Douglass uses instances in which women slaves were abused to prove that slave owners were inhuman. The images of mistreated women used by Douglass create a minor theme n the narrative. The theme has an emotional effect on the readers as opposed to a logic-based debate on the ills of slavery. By using images of women in the narrative, Douglass creates a gap between the humiliated slaves and himself.
Douglass distances himself from slavery by commenting on the slave songs. He says ‘I did not, when a slave, understand the deep meaning of those rude and apparently incoherent songs. I was myself within the circle; so that I neither saw nor heard as those without might see and hear.’ (Sparknotes 3). From this comment, Douglass provides an explanation in relation to the misconception that slaves were singing out of happiness. Instead, he points out that the songs that were sung by slaves were evidence of their suffering and deep unhappiness. He distinguishes between the deep and literal messages communicated in the songs by saying that it was difficult for outsiders to understand the songs but the slaves did.
Douglass presents an implication that the deep meaning of the songs could only be understood by somebody who was an outsider since he understood the songs after becoming an outsider. He creates a distance that shows his authority in particular instances of the narrative. Apart from experiencing life as a slave, Douglass could interpret aspects of slavery as an outsider.
Douglass’s narrative is considered one of the greatest productions in American literature.

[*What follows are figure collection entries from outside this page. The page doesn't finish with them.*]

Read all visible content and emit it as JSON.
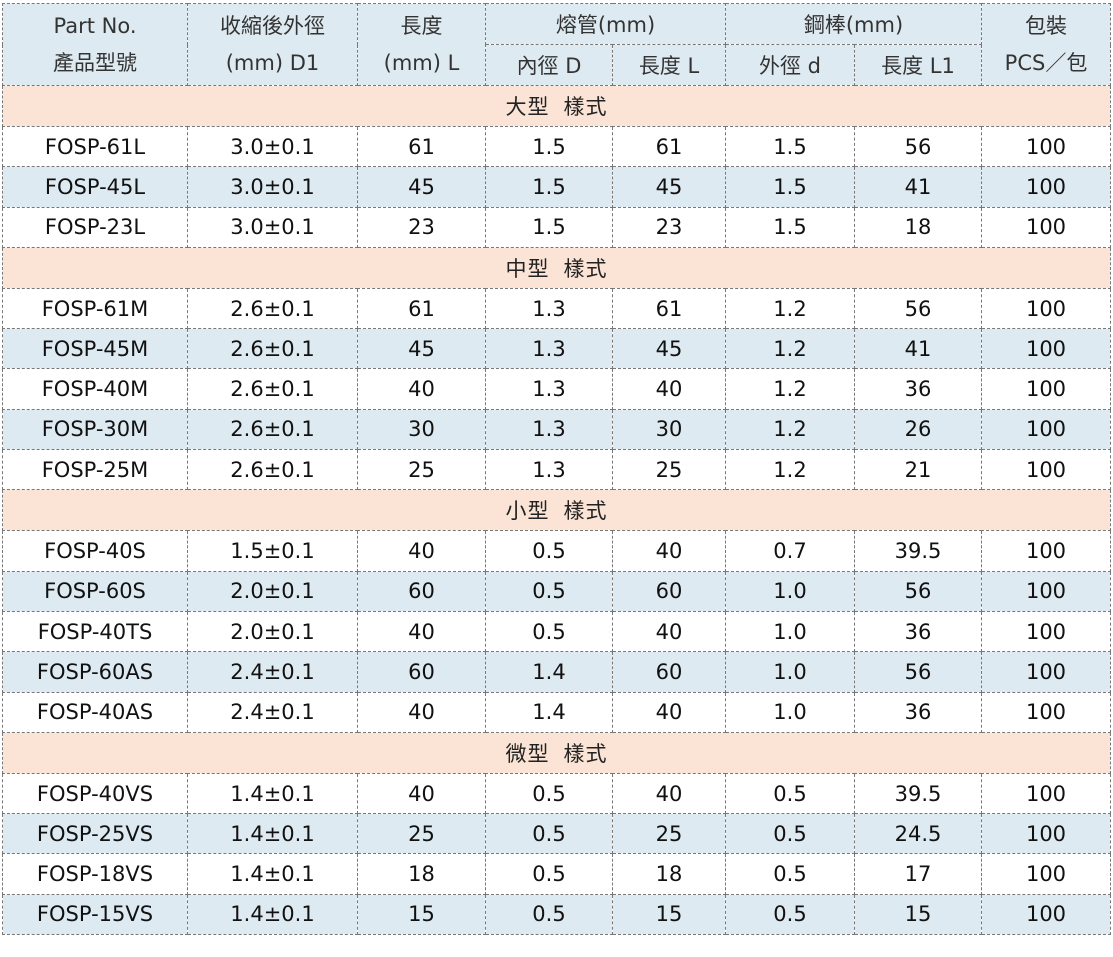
{
  "header": {
    "part_no_en": "Part No.",
    "part_no_zh": "產品型號",
    "shrunk_od_line1": "收縮後外徑",
    "shrunk_od_line2": "(mm) D1",
    "length_line1": "長度",
    "length_line2": "(mm) L",
    "tube_group": "熔管(mm)",
    "tube_id": "內徑 D",
    "tube_len": "長度 L",
    "rod_group": "鋼棒(mm)",
    "rod_od": "外徑 d",
    "rod_len": "長度 L1",
    "pack_line1": "包裝",
    "pack_line2": "PCS／包"
  },
  "sections": [
    {
      "title_a": "大型",
      "title_b": "樣式",
      "rows": [
        {
          "part": "FOSP-61L",
          "od": "3.0±0.1",
          "len": "61",
          "tube_d": "1.5",
          "tube_l": "61",
          "rod_d": "1.5",
          "rod_l": "56",
          "pcs": "100"
        },
        {
          "part": "FOSP-45L",
          "od": "3.0±0.1",
          "len": "45",
          "tube_d": "1.5",
          "tube_l": "45",
          "rod_d": "1.5",
          "rod_l": "41",
          "pcs": "100"
        },
        {
          "part": "FOSP-23L",
          "od": "3.0±0.1",
          "len": "23",
          "tube_d": "1.5",
          "tube_l": "23",
          "rod_d": "1.5",
          "rod_l": "18",
          "pcs": "100"
        }
      ]
    },
    {
      "title_a": "中型",
      "title_b": "樣式",
      "rows": [
        {
          "part": "FOSP-61M",
          "od": "2.6±0.1",
          "len": "61",
          "tube_d": "1.3",
          "tube_l": "61",
          "rod_d": "1.2",
          "rod_l": "56",
          "pcs": "100"
        },
        {
          "part": "FOSP-45M",
          "od": "2.6±0.1",
          "len": "45",
          "tube_d": "1.3",
          "tube_l": "45",
          "rod_d": "1.2",
          "rod_l": "41",
          "pcs": "100"
        },
        {
          "part": "FOSP-40M",
          "od": "2.6±0.1",
          "len": "40",
          "tube_d": "1.3",
          "tube_l": "40",
          "rod_d": "1.2",
          "rod_l": "36",
          "pcs": "100"
        },
        {
          "part": "FOSP-30M",
          "od": "2.6±0.1",
          "len": "30",
          "tube_d": "1.3",
          "tube_l": "30",
          "rod_d": "1.2",
          "rod_l": "26",
          "pcs": "100"
        },
        {
          "part": "FOSP-25M",
          "od": "2.6±0.1",
          "len": "25",
          "tube_d": "1.3",
          "tube_l": "25",
          "rod_d": "1.2",
          "rod_l": "21",
          "pcs": "100"
        }
      ]
    },
    {
      "title_a": "小型",
      "title_b": "樣式",
      "rows": [
        {
          "part": "FOSP-40S",
          "od": "1.5±0.1",
          "len": "40",
          "tube_d": "0.5",
          "tube_l": "40",
          "rod_d": "0.7",
          "rod_l": "39.5",
          "pcs": "100"
        },
        {
          "part": "FOSP-60S",
          "od": "2.0±0.1",
          "len": "60",
          "tube_d": "0.5",
          "tube_l": "60",
          "rod_d": "1.0",
          "rod_l": "56",
          "pcs": "100"
        },
        {
          "part": "FOSP-40TS",
          "od": "2.0±0.1",
          "len": "40",
          "tube_d": "0.5",
          "tube_l": "40",
          "rod_d": "1.0",
          "rod_l": "36",
          "pcs": "100"
        },
        {
          "part": "FOSP-60AS",
          "od": "2.4±0.1",
          "len": "60",
          "tube_d": "1.4",
          "tube_l": "60",
          "rod_d": "1.0",
          "rod_l": "56",
          "pcs": "100"
        },
        {
          "part": "FOSP-40AS",
          "od": "2.4±0.1",
          "len": "40",
          "tube_d": "1.4",
          "tube_l": "40",
          "rod_d": "1.0",
          "rod_l": "36",
          "pcs": "100"
        }
      ]
    },
    {
      "title_a": "微型",
      "title_b": "樣式",
      "rows": [
        {
          "part": "FOSP-40VS",
          "od": "1.4±0.1",
          "len": "40",
          "tube_d": "0.5",
          "tube_l": "40",
          "rod_d": "0.5",
          "rod_l": "39.5",
          "pcs": "100"
        },
        {
          "part": "FOSP-25VS",
          "od": "1.4±0.1",
          "len": "25",
          "tube_d": "0.5",
          "tube_l": "25",
          "rod_d": "0.5",
          "rod_l": "24.5",
          "pcs": "100"
        },
        {
          "part": "FOSP-18VS",
          "od": "1.4±0.1",
          "len": "18",
          "tube_d": "0.5",
          "tube_l": "18",
          "rod_d": "0.5",
          "rod_l": "17",
          "pcs": "100"
        },
        {
          "part": "FOSP-15VS",
          "od": "1.4±0.1",
          "len": "15",
          "tube_d": "0.5",
          "tube_l": "15",
          "rod_d": "0.5",
          "rod_l": "15",
          "pcs": "100"
        }
      ]
    }
  ],
  "colors": {
    "header_bg": "#deeaf1",
    "section_bg": "#fbe4d5",
    "alt_row_bg": "#deeaf1",
    "border": "#777777"
  }
}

It is a story that enables readers to vividly understand the pains and suffering that people were exposed to due to slavery. The narrative is reflective of the pains that all the slaves went through in the arms of their masters. Douglass uses ethos and pathos to present detailed accounts of his personal experiences as a slave and his struggle to liberate himself and end slavery in general. He takes an authoritative position in the narrative that enables him to tell the story both as a person who experienced slavery first hand and as an outsider. His style of narration makes it easy for the readers to identify with the feelings and sufferings of the slaves. It is important for an effective narrator to use communication styles that would help his readers identify with the story easily, something that Douglass succeeds in doing.
Douglass, Fredrick. Narrative of the life of Fredrick Douglass, an American slave. Oxford: Oxford University Press, 2009. Print.
Schubert, Nicole. The Role of Rhetoric in the Abolition Movement: A Study of Voice and Power in Narrative, Speech, and Letters, 2003.
Sparknotes. Narrative of the Life of Frederick Douglass. 2012.